Mild cognitive impairment is a term specifically used in reference to the progression of dementia, e.g., Alzheimer’s disease. It is the stage between the expected cognitive decline of normal aging and the more serious decline of dementia, marked by increased memory loss and cognitive decline (such as decreased language ability).

NCD: National Coverage Determination
National coverage determinations are decisions made by CMS on whether Medicare/Medicaid will pay for an item, service or therapy on a nationwide basis. NCDs are made through an evidence-based process, with opportunities for public participation. CMS usually makes a NCD for a whole class of drugs (for example all anti-amyloid antibody therapies).

NIH: National Institutes of Health
The National Institutes of Health (NIH) is the United States government agency responsible for biomedical and public health research. The agency’s mission is “to seek fundamental knowledge about the nature and behavior of living systems and [apply] that knowledge to enhance health, lengthen life, and reduce illness and disability.”

Phase 3 Clinical Trial
As defined by the FDA, a clinical trial in the third phase of the four-phase clinical research process is made up of between 300 to 3,000 volunteers who have the disease or condition the drug/therapy being tested is meant to address. In this phase, which can last from 1 to 4 years, the primary goal is to judge the treatment’s efficacy and determine what sort of adverse reactions, if any, it may cause. Drugs/therapies that are proven to be safe and effective during this phase are approved by the FDA, after which they make their way to the market for sale to the public.

Phase 4 Clinical Trial
As defined by the FDA, a clinical trial in the final phase of the four-phase clinical research process takes place after the drug is on the market. During this phase, which involves several thousand volunteers who have the disease/condition the drug/therapy is meant to address, the safety and efficacy of the treatment continues to be tested.
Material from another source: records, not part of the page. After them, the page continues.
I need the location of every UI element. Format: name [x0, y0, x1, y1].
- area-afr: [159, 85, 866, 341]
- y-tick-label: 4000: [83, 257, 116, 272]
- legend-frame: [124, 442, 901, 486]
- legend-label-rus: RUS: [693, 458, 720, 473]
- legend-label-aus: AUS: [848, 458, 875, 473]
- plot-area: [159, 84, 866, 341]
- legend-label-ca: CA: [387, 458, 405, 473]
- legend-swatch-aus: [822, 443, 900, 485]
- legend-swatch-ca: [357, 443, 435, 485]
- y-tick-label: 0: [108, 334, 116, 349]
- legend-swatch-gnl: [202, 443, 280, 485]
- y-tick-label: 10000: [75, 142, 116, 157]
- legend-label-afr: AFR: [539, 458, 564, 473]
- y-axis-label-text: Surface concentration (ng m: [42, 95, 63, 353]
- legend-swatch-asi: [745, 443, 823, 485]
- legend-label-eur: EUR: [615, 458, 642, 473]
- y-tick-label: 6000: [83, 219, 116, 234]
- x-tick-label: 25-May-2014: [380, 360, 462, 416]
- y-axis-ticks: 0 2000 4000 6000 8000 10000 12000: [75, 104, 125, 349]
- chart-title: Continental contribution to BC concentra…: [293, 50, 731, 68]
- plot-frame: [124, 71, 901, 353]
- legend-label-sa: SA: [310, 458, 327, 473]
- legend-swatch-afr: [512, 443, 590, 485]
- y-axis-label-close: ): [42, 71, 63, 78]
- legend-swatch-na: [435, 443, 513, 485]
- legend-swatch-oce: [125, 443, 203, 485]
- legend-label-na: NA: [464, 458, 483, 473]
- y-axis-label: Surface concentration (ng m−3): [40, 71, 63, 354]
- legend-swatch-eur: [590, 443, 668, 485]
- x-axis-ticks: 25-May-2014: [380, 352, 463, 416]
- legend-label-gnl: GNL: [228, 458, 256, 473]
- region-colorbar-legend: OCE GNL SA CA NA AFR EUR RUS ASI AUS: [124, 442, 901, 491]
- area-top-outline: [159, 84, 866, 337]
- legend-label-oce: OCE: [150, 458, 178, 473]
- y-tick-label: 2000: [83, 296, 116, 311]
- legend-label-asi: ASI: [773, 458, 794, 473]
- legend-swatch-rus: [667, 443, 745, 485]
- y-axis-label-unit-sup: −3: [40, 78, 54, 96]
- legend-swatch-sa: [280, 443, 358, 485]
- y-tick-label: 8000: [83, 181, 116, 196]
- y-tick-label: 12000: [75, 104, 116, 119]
RCT – Randomized Controlled Trial
Randomized controlled trials are a form of scientific evaluation used to determine the effectiveness of a new medication or therapy. Participants in this kind of trial are divided at random into separate groups. Groups may be given different interventions—and one group may be given no intervention at all—in order to compare the effects of the drug/therapy to other treatments or a lack of treatment.